A verdadeira “herança maldita”

Durante a transição de poder em 2003, muito se falou acerca da “herança maldita” deixada por Fernando Henrique Cardoso. Juros em alta, dólar nas alturas, dívida pública explodindo… não era exatamente um cenário promissor para o torneiro bissílabo  de São Bernardo.

Mas, bem ou mal (mais mal), Fernando Henrique Cardoso deixou o arranjo macroeconômico estabelecido: câmbio flutuante, metas inflacionárias e rigor fiscal. Fez-se forçado, é verdade, o que joga por água baixo a alegação dos tucanos de que os petistas “se apropriaram” da herança tucana. Nenhuma das mudanças macroeconômicas realizadas deu-se por vontade d’El Rey. Todas foram deglutidas goela abaixo pelo “mercado”, que ganhou horrores com a desvalorização de um câmbio que até os flamingos do Planalto sabiam podre. Lula teve a sabedoria de manter os pilares macroeconômicos e fazer o que Fernando Henrique passou 8 anos renegando: lembrar que aqui mora um país e seu povo, e cuidar um pouco mais dele.

De todo modo, ficou para a história a versão de que a combinação desastrosa de juros elevados, câmbio descontrolado e acordo com o FMI foram a “herança maldita” de FH para Lula. Isso acabou desviando um pouco a atenção daquilo que realmente considero a maior herança maldita do período: as agências reguladoras.

Com o propósito de privatizar a qualquer custo, Fernando Henrique torrou a maior parte do patrimônio nacional para sustentar uma política cambial insana. Ao argumento de que as empresas privatizadas negariam investimentos e não corresponderiam aos desejos dos consumidores, eis que Fernando Henrique apresenta ao país as famosas “agências reguladoras”. Elas seriam responsáveis por controlar a atividade das áreas privatizadas (energia, telecomunicações, etc.) e garantir que os cidadãos não fossem prejudicados pela aquisição do patrimônio público por empresários gananciosos. Passados pouco mais de dez anos, não há viv’alma capaz de renegar a realidade: a escolha foi um desastre.

Veja-se o caso do Ceará. Em 2003, houve o ciclo de revisão tarifária promovido pela Aneel. Sem razão aparente, a conta de luz deu um salto de 34%. Assim, sem mais, nem menos, sem dó nem piedade, o consumidor incauto passou a pagar mais de um terço a maior na conta de energia.

Em 2011, deveria ocorrer uma nova revisão. Como os serviços prestados pela Coelce só vêm se deteriorando com o passar do tempo, até os postes sabiam que haveria uma redução na tarifa. O que fez a Aneel? Postergou o processo de revisão por um ano.

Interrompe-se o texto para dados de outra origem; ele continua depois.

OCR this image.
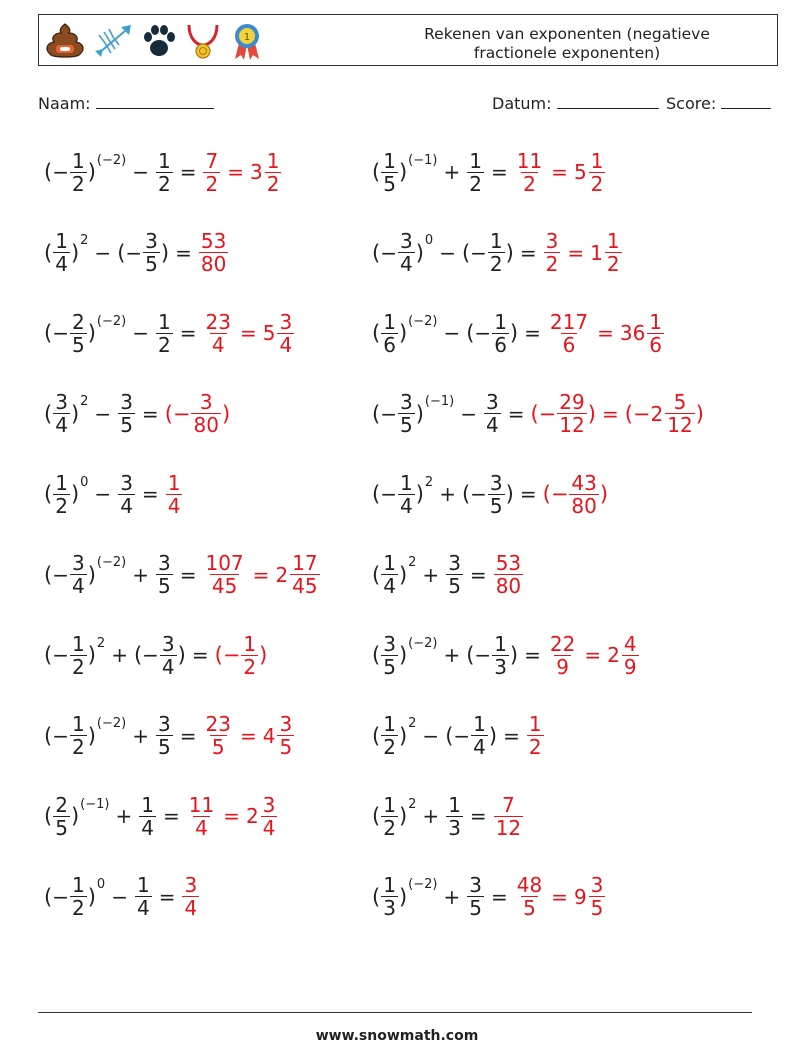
1	Rekenen van exponenten (negatieve
fractionele exponenten)
Naam:	Datum:	Score:
( − $\frac{1}{2}$ ) $(-2) - \frac{1}{2} = \frac{7}{2} = 3 \frac{1}{2}$	( $\frac{1}{5}$ ) $(-1) + \frac{1}{2} = \frac{11}{2} = 5 \frac{1}{2}$
( $\frac{1}{4}$ ) 2 − ( − $\frac{3}{5}$ ) = $\frac{53}{80}$	( − $\frac{3}{4}$ ) 0 − ( − $\frac{1}{2}$ ) = $\frac{3}{2} = 1 \frac{1}{2}$
( − $\frac{2}{5}$ ) $(-2) - \frac{1}{2} = \frac{23}{4} = 5 \frac{3}{4}$	( $\frac{1}{6}$ ) (−2) − ( − $\frac{1}{6}$ ) = $\frac{217}{6} = 36 \frac{1}{6}$
( $\frac{3}{4}$ ) $2 - \frac{3}{5}$ = (− $\frac{3}{80}$ )	( − $\frac{3}{5}$ ) $(-1) - \frac{3}{4}$ = (− $\frac{29}{12}$ ) = (− $2 \frac{5}{12}$ )
( $\frac{1}{2}$ ) $0 - \frac{3}{4} = \frac{1}{4}$	( − $\frac{1}{4}$ ) 2 + ( − $\frac{3}{5}$ ) = (− $\frac{43}{80}$ )
( − $\frac{3}{4}$ ) $(-2) + \frac{3}{5} = \frac{107}{45} = 2 \frac{17}{45}$ ( $\frac{1}{4}$ ) $2 + \frac{3}{5} = \frac{53}{80}$
( − $\frac{1}{2}$ ) 2 + ( − $\frac{3}{4}$ ) = (− $\frac{1}{2}$ )	( $\frac{3}{5}$ ) (−2) + ( − $\frac{1}{3}$ ) = $\frac{22}{9} = 2 \frac{4}{9}$
( − $\frac{1}{2}$ ) $(-2) + \frac{3}{5} = \frac{23}{5} = 4 \frac{3}{5}$	( $\frac{1}{2}$ ) 2 − ( − $\frac{1}{4}$ ) = $\frac{1}{2}$
( $\frac{2}{5}$ ) $(-1) + \frac{1}{4} = \frac{11}{4} = 2 \frac{3}{4}$	( $\frac{1}{2}$ ) $2 + \frac{1}{3} = \frac{7}{12}$
( − $\frac{1}{2}$ ) $0 - \frac{1}{4} = \frac{3}{4}$	( $\frac{1}{3}$ ) $(-2) + \frac{3}{5} = \frac{48}{5} = 9 \frac{3}{5}$
www.snowmath.com
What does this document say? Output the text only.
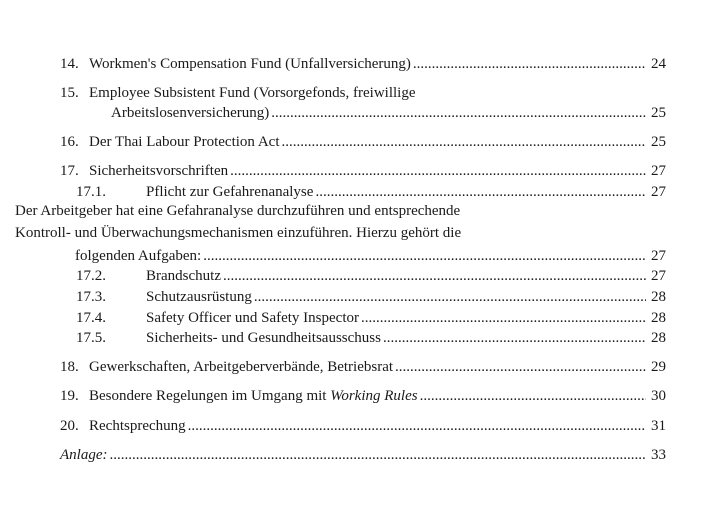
14. Workmen's Compensation Fund (Unfallversicherung) .....	24
15. Employee Subsistent Fund (Vorsorgefonds, freiwillige
Arbeitslosenversicherung) .....	25
16. Der Thai Labour Protection Act .....	25
17. Sicherheitsvorschriften .....	27
17.1.	Pflicht zur Gefahrenanalyse .....	27
Der Arbeitgeber hat eine Gefahranalyse durchzuführen und entsprechende
Kontroll- und Überwachungsmechanismen einzuführen. Hierzu gehört die
folgenden Aufgaben: .....	27
17.2.	Brandschutz .....	27
17.3.	Schutzausrüstung .....	28
17.4.	Safety Officer und Safety Inspector .....	28
17.5.	Sicherheits- und Gesundheitsausschuss .....	28
18. Gewerkschaften, Arbeitgeberverbände, Betriebsrat .....	29
19. Besondere Regelungen im Umgang mit Working Rules .....	30
20. Rechtsprechung .....	31
Anlage: .....	33
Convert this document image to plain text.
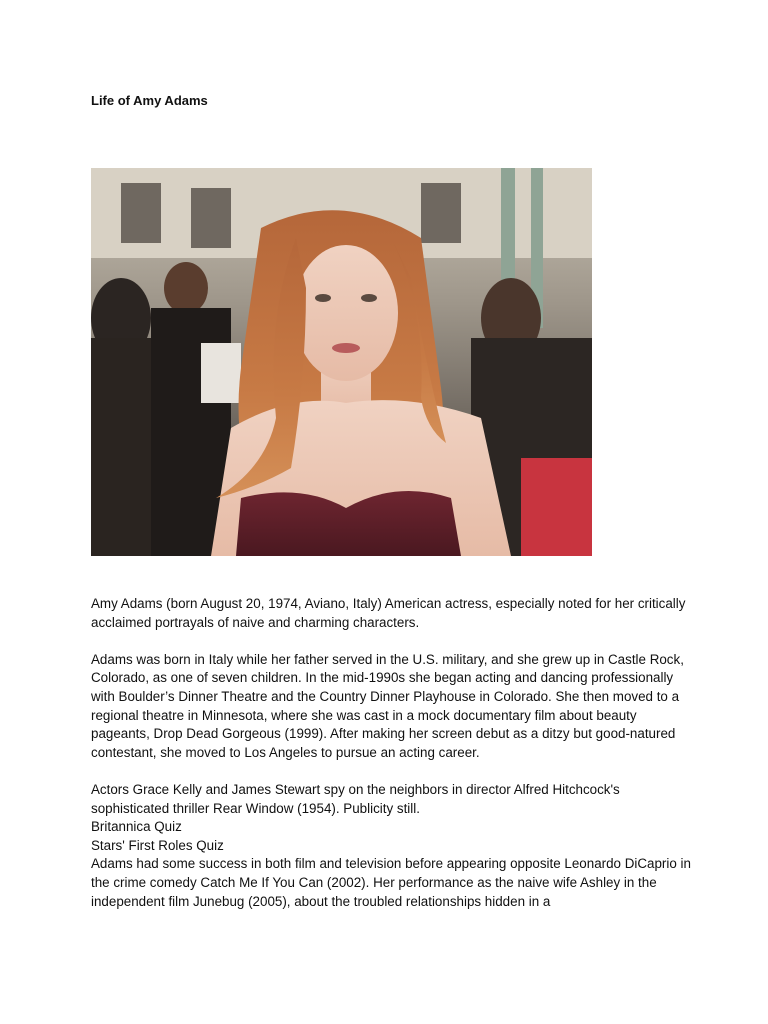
Life of Amy Adams

Amy Adams (born August 20, 1974, Aviano, Italy) American actress, especially noted for her critically acclaimed portrayals of naive and charming characters.

Adams was born in Italy while her father served in the U.S. military, and she grew up in Castle Rock, Colorado, as one of seven children. In the mid-1990s she began acting and dancing professionally with Boulder’s Dinner Theatre and the Country Dinner Playhouse in Colorado. She then moved to a regional theatre in Minnesota, where she was cast in a mock documentary film about beauty pageants, Drop Dead Gorgeous (1999). After making her screen debut as a ditzy but good-natured contestant, she moved to Los Angeles to pursue an acting career.

Actors Grace Kelly and James Stewart spy on the neighbors in director Alfred Hitchcock's sophisticated thriller Rear Window (1954). Publicity still.

Britannica Quiz

Stars' First Roles Quiz

Adams had some success in both film and television before appearing opposite Leonardo DiCaprio in the crime comedy Catch Me If You Can (2002). Her performance as the naive wife Ashley in the independent film Junebug (2005), about the troubled relationships hidden in a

Agora, um ano depois, descobre-se que a tarifa deveria ter caído aproximadamente 10% desde abril do ano passado. Sim, mas e a redução que não foi aplicada na época? O que fazer com ela?

Simples. Transforma-se em crédito para o consumidor (leia-se: percentual maior de redução na tarifa).

Até aí, tudo bem. Apesar de tungada por um ano, a malta, penhorada, agradeceria o alívio retroativo.

Mas aí vem a Aneel e faz o quê? Diz que esse crédito vai ser “parcelado” nos “próximos anos”, para “evitar” que no futuro a conta de luz “suba de uma vez”.

Quer dizer: para aumentar, tunga-se de uma vez; para diminuir a tarifa, parcela-se em suas prestações anuais.

Com agências assim, zelando pelos seus interesses, quem haverá de ir contra os consumidores? No país do futebol, agência reguladora na conta dos outros é refresco.